|Title||Thread-cooperative, bit-parallel computation of Levenshtein distance on GPU|
|Publication Type||Conference Paper|
|Year of Publication||2014|
|Authors||Chacón, A, Marco, S, Espinosa, A, Ribeca, P, Moure, JC|
|Conference Name||ICS Congress 2014, Munich|
Approximate string matching is a very important problem in computational biology; it requires the fast computation of string distance as one of its essential components.
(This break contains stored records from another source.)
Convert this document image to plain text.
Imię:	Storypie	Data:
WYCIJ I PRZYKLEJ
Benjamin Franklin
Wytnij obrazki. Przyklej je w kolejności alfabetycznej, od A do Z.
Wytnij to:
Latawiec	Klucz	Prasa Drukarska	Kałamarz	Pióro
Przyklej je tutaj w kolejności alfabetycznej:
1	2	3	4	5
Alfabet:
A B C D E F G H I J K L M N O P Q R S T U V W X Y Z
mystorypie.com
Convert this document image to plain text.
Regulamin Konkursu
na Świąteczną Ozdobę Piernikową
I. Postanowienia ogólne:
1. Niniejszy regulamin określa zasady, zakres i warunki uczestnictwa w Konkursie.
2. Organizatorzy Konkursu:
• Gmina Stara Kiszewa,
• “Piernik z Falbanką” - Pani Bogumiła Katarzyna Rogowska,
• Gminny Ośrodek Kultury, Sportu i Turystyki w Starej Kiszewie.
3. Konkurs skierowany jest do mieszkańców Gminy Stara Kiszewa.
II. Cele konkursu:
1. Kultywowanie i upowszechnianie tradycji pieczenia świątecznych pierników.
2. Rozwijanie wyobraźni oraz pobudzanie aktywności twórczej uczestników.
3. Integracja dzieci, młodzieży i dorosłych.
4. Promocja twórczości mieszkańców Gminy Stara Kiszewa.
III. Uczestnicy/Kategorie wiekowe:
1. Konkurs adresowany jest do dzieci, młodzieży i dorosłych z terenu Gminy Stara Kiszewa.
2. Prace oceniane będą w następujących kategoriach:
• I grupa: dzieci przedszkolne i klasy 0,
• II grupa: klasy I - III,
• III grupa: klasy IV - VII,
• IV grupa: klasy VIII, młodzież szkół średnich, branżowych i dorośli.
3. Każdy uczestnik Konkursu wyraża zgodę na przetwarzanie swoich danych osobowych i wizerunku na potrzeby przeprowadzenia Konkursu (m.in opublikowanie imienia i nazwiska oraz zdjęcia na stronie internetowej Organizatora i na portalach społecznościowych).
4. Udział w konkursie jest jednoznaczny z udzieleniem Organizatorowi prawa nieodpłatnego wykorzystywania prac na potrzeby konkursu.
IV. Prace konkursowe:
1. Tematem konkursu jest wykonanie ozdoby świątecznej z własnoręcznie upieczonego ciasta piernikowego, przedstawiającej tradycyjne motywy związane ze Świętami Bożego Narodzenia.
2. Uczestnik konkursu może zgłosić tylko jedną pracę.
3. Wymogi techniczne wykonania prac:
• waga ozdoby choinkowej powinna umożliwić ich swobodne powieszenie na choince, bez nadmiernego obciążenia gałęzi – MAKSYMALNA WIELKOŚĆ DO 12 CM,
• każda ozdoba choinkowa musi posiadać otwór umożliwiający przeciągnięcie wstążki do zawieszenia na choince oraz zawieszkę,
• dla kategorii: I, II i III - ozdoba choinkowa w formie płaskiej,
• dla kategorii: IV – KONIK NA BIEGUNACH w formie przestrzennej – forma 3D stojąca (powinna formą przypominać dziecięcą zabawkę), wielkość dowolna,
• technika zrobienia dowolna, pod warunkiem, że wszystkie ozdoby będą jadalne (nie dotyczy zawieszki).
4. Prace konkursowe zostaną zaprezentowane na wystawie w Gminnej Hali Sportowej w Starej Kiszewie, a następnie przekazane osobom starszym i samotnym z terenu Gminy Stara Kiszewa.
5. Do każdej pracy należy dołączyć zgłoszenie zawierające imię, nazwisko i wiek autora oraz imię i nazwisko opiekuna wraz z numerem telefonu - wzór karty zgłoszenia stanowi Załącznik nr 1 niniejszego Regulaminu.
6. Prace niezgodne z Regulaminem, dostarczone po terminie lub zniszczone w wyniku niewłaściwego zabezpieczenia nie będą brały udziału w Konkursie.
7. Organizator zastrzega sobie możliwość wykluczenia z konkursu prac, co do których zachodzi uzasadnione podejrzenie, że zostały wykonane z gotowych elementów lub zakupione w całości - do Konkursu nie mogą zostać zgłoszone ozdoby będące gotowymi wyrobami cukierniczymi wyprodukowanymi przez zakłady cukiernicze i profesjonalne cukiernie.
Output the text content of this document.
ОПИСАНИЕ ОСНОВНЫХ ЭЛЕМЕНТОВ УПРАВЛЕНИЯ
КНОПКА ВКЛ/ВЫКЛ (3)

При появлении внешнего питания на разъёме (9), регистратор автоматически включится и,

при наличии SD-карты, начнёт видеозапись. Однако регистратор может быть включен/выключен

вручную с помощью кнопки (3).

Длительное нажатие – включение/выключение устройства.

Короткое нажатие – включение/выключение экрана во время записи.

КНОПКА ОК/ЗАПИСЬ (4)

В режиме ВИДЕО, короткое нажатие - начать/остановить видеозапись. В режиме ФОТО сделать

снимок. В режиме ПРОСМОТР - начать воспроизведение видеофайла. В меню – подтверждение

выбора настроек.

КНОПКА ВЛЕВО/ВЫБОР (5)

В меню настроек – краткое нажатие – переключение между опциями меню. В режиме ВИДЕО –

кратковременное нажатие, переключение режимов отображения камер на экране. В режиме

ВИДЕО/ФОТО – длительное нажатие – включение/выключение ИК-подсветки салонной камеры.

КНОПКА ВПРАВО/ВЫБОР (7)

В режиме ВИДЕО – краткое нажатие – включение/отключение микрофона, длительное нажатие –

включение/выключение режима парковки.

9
Myers' bit-parallel algorithm improves the classical dynamic programming approach to Levenshtein distance computation, and offers competitive performance on CPUs. The main challenge when designing an efficient GPU implementation is to expose enough SIMD parallelism while at the same time keeping a relatively small working set for each thread. In this work we implement and optimise a CUDA version of Myers' algorithm suitable to be used as a building block for DNA sequence alignment.We achieve high efficiency by means of a cooperative parallelisation strategy for (1) very-long integer addition and shift operations, and (2) several simultaneous pattern matching tasks. In addition, we explore the performance impact obtained when using features specific to the Kepler architecture. Our results show an overall performance of the order of tera cells updates per second using a single high-end Nvidia GPU, and factor speedups in excess of 300x with respect to a single-core, non-vectorised CPU implementation.